Art Market

Works by Emily Mae Smith and Portia Zvavahera achieved new auction records at Phillips.

Justin Kamp
Oct 21, 2020 9:23PM, via Phillips

Emily Mae Smith's Alien Shores, 2018. Courtesy Phillips.

Phillips’s 20th century and contemporary evening sale closed in London on Tuesday, achieving a total of £26.3 million ($34 million). 36 out of 38 lots sold, for a sell-through rate of 95 percent by lot. The auction was led with works by Georg Baselitz, George Condo, and Jean-Michel Basquiat, and saw new auction records for Emily Mae Smith and Portia Zvavahera.

Baselitz’s haunting portrait Das letzte Selbstbildnis I (1982) notched the highest price of the evening, selling for £4.9 million ($6.4 million), squarely within its estimate of £4.7 million—6 million ($6 million—7.7 million). It was followed by another fiery large-scale portrait, Condo’s The Age of Reason (2010), which sold for £2.2 million ($2.9 million). Basquiat’s indexical Untitled (Pestus)(1982) sold for £2.2 million ($2.8 million). The rest of the top ten was rounded out by artists including Keith Haring, Andy Warhol, Banksy, and Sean Scully, with only Banksy and Scully beating the high estimates for their work.

The sale also saw a number of new auction records. Smith’s surreal 2018 painting Alien Shores more than quadrupled its high estimate of £60,000 ($77,800) to sell for £277,200 ($359,300), nearly doubling her previous record of $187,500, set at Christie’s New York in July. The Zimbabwean artist Zvavahera’s dreamlike ink-and-oil work Arising from the Unknown (2019) sold for £163,800 ($212,300), beating her previous record of ZAR$352,780 ($21,100) by a factor of 10.

According to Artsy data, inquiries on works by all three artists on the platform are on track to double this year.
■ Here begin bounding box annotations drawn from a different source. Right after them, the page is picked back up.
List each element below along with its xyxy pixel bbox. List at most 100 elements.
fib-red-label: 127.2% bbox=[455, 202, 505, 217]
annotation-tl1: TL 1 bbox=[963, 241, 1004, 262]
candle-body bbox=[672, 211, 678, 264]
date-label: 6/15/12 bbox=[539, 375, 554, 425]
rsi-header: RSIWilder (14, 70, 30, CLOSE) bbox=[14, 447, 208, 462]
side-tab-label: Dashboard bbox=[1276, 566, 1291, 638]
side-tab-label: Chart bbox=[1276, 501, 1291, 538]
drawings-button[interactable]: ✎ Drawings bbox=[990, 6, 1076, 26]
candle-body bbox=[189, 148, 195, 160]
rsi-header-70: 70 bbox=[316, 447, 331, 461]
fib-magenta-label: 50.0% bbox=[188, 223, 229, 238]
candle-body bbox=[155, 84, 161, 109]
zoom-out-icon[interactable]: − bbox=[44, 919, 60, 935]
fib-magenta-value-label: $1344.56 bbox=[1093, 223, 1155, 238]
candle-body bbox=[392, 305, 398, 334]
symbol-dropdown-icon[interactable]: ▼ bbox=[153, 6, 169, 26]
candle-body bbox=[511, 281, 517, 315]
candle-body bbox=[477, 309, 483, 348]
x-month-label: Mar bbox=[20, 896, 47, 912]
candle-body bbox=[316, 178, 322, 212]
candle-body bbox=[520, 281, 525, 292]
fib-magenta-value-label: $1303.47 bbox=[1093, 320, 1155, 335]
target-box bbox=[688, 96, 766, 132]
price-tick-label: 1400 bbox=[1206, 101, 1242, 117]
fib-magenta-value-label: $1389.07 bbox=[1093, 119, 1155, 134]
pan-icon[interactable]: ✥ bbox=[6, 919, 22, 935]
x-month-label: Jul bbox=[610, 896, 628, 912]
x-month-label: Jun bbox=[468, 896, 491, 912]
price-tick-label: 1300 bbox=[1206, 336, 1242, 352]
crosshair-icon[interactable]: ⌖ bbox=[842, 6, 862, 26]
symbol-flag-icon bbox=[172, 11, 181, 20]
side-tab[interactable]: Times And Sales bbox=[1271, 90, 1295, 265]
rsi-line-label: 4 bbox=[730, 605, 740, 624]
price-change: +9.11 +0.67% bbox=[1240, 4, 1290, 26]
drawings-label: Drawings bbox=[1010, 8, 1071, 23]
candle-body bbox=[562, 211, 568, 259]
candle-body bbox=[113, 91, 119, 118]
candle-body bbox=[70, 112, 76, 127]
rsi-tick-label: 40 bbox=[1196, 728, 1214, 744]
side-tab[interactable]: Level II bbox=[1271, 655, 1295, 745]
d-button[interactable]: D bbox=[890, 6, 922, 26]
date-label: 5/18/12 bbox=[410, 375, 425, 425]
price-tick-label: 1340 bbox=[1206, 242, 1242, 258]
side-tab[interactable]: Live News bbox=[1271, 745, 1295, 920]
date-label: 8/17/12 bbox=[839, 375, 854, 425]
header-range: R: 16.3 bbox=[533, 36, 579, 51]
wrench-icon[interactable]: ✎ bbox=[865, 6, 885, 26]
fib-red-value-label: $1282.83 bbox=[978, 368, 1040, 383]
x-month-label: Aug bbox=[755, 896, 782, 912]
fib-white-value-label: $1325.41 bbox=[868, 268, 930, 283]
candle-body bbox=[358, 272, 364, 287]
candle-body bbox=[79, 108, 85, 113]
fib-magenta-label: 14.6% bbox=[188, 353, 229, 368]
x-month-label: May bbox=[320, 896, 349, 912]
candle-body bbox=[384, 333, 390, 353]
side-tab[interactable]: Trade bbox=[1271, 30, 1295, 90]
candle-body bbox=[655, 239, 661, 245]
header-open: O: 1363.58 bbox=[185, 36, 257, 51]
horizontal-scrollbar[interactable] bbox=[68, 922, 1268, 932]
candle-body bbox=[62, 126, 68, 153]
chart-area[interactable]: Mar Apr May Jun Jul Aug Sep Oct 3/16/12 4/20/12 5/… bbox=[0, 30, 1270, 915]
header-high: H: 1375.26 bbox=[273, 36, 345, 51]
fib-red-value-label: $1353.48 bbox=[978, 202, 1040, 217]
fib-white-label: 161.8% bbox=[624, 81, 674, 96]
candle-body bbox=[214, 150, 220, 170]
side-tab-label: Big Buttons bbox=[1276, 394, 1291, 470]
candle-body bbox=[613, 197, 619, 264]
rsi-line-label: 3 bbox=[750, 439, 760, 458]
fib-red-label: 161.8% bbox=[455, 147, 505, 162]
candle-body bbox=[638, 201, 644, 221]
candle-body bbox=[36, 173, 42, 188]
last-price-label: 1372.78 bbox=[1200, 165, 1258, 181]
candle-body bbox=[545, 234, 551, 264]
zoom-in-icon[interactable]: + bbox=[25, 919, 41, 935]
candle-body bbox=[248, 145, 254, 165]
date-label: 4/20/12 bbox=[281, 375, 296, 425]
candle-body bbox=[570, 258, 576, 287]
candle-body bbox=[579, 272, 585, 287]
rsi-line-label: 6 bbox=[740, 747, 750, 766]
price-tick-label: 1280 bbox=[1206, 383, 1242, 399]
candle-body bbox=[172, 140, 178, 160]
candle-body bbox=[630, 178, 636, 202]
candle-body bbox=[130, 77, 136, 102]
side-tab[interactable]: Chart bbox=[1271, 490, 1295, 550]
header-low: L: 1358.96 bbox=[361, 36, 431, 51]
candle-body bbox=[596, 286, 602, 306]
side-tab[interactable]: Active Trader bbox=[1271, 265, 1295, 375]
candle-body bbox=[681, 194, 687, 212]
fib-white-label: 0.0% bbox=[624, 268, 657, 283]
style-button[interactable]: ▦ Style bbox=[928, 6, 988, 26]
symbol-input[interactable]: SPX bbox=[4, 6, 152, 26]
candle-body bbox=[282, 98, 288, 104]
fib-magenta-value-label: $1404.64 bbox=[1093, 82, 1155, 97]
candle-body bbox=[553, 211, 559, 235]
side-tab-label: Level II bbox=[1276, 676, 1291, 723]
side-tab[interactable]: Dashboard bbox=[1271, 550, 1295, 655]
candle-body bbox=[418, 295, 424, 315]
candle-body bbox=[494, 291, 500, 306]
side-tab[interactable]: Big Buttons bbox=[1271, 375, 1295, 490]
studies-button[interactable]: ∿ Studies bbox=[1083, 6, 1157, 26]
Demand for works by Smith have seen a particularly dramatic surge on Artsy, with the number of inquiries thus far this year already more than 13 times what they were two years ago.

Other significant sales include works by Salman Toor and Otis Kwame Kye Quaicoe, both of whom saw their secondary market debut this year. Toor’s Aashiana (Hearth and Home) (2012) beat its high estimate of £50,000 ($64,800) to sell for £138,600 ($179,600), while Quaicoe’s 2019 portrait Black Stripes on White tripled its high estimate of £30,000 ($38,800) to sell for £94,500 ($122,500). Dana Schutz’s satirical Trump Descending an Escalator (2017) also beat its high estimate of £580,000 ($751,800), selling for £688,000 ($891,800).

Kate Bryan, Phillips’s head of 20th Century and contemporary art evening sale, said in a statement:

Stepping away from traditions, our purpose-built saleroom in London brought us ever-closer to our growing community of collectors, with 35 countries participating and notably strong online bidding activity from across Asia. We took great pride in offering works of exceptional provenance, including Georg Baselitz’s Das letzte Selbstbildnis I from the Collection of Marcel Brient, which achieved the third highest price for the artist at auction. Choosing the right artists is key and we saw the sale open with a great depth of bidding for the front run of highly sought-after names, resulting in world auction records for Emily Mae Smith and Portia Zvavahera. Titus Kaphar’s Alternate Endings sold to an online bidder in Japan for eight times the estimate.